For whatever reason, I seem to be on a streak of watching a critically-acclaimed film from either the 70s, 80s, or 90s for the first time, and finding my opinion completely at odds with its present-day reputation. I thought I should point to my love of Watchmen, but my first viewing of it coincided with my first viewing of Ikiru, a film that I loved, even though it dragged in some places for me.

If I were to boil down my interests on certain DVDs to watch, I have to say a lot of them come from this site, this site (with some caution), and this man, along with friends that know my interests. Three films I've recently seen all came from these primary sources, and knowing I'm slaughtering some sacred cows in the process, strongly disliked them.

The first film that started this current streak was Heavenly Creatures, Peter Jackson's first non-splatter flick. I had heard great things about this film, and I've always been curious about the films Jackson made before the Lord of the Rings trilogy. Reading Scott's excellent Cult Canon series of articles on the A.V. Club, I figured I should finally watch it after reading his write-up, and the timing seemed right.

Staying in one Saturday night, I decided to have a girl school double feature: The Woods and Heavenly Creatures. I wanted to see The Woods since a) it's the film that had the rights to the name before M. Night Shyamalan did, so that's why his The Woods project became The Village (a much more apt title for each film, in my opinion), and b) because Bruce Campbell is in it. I found The Woods to be embarrassingly bad and hoped that Heavenly Creatures would pull me out of the witches, leaves, and trees. Shortly into Creatures, I sensed trouble.

I understand this is a film based on youth and fantasy, but I found Heavenly Creatures to be almost a musical sans the songs or any charm. It was way too over-the-top for me, and this is coming from somebody who's straight that loved Mamma Mia!. While I liked Jackson's Raimi-like camera moves, I just found the movie really empty and silly. Reading back over Scott's review, I wondered if we watched the same movie.

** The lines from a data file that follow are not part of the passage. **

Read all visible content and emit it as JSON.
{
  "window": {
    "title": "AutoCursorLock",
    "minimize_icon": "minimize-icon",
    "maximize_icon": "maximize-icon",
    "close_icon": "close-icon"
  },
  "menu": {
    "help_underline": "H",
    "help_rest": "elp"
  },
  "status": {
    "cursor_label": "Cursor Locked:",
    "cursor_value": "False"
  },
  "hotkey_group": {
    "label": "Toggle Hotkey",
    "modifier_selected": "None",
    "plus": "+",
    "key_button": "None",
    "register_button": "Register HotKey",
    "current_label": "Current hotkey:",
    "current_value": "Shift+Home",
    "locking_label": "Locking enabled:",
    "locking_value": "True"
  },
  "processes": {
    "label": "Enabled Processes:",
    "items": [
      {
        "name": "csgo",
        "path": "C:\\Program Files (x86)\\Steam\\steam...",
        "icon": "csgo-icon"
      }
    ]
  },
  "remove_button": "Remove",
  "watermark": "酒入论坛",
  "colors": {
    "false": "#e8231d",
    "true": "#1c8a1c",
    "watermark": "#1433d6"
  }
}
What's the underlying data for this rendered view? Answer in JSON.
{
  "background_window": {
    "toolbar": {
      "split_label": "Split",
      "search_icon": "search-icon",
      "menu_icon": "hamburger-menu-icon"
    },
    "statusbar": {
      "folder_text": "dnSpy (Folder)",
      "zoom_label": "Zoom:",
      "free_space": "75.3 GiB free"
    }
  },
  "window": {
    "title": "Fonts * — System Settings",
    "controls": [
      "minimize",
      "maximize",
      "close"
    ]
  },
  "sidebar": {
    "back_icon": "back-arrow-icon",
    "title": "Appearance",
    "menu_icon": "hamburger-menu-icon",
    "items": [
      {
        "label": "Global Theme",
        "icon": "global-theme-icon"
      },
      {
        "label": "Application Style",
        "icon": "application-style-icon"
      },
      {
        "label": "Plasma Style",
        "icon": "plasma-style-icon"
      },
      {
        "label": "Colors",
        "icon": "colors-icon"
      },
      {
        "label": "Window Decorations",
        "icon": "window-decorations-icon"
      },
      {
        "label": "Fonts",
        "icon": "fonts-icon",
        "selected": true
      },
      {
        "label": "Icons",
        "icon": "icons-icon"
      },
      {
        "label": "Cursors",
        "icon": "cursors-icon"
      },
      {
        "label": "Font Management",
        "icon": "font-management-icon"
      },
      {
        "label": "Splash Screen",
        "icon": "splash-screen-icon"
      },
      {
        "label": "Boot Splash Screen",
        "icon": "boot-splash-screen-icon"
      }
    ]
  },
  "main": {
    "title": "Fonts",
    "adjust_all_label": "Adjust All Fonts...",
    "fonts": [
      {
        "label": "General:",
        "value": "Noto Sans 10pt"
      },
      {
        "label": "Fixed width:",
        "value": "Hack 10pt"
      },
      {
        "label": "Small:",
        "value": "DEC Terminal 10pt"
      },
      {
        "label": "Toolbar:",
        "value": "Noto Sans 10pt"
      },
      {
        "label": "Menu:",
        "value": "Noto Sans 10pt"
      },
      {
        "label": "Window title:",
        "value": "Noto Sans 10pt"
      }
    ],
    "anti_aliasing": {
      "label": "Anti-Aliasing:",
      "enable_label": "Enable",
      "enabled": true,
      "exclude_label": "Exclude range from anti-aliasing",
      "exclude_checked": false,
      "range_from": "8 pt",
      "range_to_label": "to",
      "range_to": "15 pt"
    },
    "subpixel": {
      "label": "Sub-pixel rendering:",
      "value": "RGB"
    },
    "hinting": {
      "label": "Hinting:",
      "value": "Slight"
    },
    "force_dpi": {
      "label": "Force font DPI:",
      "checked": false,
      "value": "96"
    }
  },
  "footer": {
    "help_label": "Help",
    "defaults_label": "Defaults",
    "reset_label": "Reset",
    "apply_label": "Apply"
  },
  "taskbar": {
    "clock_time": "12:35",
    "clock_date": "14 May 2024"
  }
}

The same applies to Near Dark. Once again, heard great things about the film, especially around the time that Twilight and Let the Right One In came out. I watch it, and aside from some great performances by the likes of Lance Henriksen and Adrian Pasdar, I found the film to be a dated, cheesy film (no thanks to the Tangerine Dream score) that somehow has a happy ending. Blood transfusions may save lives in real life, but they seem like studio meddling to make a dark tale tie up in a nice bow.

And most recently, Hal Ashby's acclaimed Being There, with Peter Sellers. While I liked Sellers in Dr. Strangelove and Casino Royale, and Ashby's Harold and Maude, I thought Being There was like going to a museum and watching people look at paintings. While there are some great performances, I thought I was on a flight that slowly took off, got slightly off the ground, and then landed quietly.

I'm very well aware of the kind of flak I can receive by saying these things. To me, the attitude of, "you have to watch it again" doesn't work if I strongly didn't like it the first time. What's really going to compel me to watch it again? Once again, I now have a better understanding of those who watched Southland Tales, didn't get it and/or didn't like it, and passed it off, even though it's a film meant to be seen multiple times to really click. Plus, I've heard enough people slag the Matrix sequels, so I guess we're even now.